Masamorerias, or a sort of pap-shops, are very common in Lima. Of the sweet pap in vulgar use there are as many varieties as there are of meal and flour,--such as peas, beans, rice, maize flour, arrow-root, starch,--of which they have many varieties. Any of these boiled in water to a very soft consistence, with or without the addition of fruit or some vegetable acid, and sweetened exceedingly with sugar, molasses, or "chancaca," is what constitutes the great Limenian dish "masamora," to which these sweet-mouthed people are as proverbially partial as the English are to roast-beef.

However salutary in itself may be the quality of the more substantial food of such Limenians as can afford to live well and generously, yet most of their dishes are so sodden in lard, that the common fowl, the pigeon, turkey, and that excellent family dish the "puchero," consisting of a variety of fruit and vegetables, with pieces of meat of different kinds and quality, all boiled and presented in one great piece of plate,--are among the comparatively few which a simple palate can relish.

Their soups, together with a great variety of vegetable dishes, are so heated with agi-pepper, that the coats of the stomach would indeed require to be well greased to protect them against the piquant effects of this popular condiment.

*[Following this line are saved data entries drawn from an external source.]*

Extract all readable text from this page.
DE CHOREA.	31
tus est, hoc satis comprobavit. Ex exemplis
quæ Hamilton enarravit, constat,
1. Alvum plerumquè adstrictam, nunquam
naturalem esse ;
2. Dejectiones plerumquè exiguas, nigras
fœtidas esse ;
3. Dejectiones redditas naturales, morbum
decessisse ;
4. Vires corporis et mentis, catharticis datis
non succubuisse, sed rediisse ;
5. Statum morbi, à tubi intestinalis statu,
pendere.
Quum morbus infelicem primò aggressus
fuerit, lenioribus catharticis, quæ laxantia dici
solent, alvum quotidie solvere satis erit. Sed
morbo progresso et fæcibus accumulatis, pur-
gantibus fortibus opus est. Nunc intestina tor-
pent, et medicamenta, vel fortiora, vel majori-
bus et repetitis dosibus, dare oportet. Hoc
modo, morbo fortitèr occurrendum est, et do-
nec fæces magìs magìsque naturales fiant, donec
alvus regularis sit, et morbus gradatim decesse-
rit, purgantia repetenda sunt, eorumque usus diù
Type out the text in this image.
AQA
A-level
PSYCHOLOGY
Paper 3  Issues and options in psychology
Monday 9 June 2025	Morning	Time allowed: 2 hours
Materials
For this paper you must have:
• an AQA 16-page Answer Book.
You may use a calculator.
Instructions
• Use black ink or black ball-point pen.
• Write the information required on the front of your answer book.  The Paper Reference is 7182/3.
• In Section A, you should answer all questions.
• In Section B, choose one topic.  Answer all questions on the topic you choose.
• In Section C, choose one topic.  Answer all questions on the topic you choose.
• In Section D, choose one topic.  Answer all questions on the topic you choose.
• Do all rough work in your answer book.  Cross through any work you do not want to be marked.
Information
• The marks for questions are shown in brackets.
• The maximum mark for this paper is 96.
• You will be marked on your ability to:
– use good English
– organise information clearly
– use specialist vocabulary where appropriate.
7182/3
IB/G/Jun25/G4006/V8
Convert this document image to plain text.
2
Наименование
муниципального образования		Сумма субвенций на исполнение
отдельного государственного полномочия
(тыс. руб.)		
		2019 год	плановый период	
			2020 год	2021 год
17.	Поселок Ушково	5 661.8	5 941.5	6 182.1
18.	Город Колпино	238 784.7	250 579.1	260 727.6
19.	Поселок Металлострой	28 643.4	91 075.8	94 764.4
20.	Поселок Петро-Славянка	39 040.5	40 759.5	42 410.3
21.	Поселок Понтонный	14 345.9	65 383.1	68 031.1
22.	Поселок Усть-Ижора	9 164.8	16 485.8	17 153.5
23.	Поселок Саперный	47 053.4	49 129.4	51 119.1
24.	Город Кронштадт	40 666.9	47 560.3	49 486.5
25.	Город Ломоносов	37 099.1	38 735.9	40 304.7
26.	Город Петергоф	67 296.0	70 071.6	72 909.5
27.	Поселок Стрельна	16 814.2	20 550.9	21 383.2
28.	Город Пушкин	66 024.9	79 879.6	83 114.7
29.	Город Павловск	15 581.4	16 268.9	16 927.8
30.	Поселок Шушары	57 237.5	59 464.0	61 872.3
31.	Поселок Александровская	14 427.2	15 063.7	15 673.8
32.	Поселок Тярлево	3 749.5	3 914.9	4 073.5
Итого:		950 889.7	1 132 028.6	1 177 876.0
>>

Useful and even necessary as this agi is found to be by those Indians of the valleys who cultivate it around their doors, and whose diet is nearly all vegetable, yet in a climate like that of Lima, and in constitutions so delicate as those of its inhabitants confessedly are, it must prove injurious to the organization of the stomach, and to the health in general, when freely and daily taken with a plentiful allowance of animal food, and a general mode of living sober but not temperate; for though the better classes deal sparingly in wine, yet, by partaking more or less of every dish at table, and these not a few, they usually eat more than the powers of digestion can comfortably apply to the support of the frame, not usually exposed by so indolent a people to great waste from athletic exertion.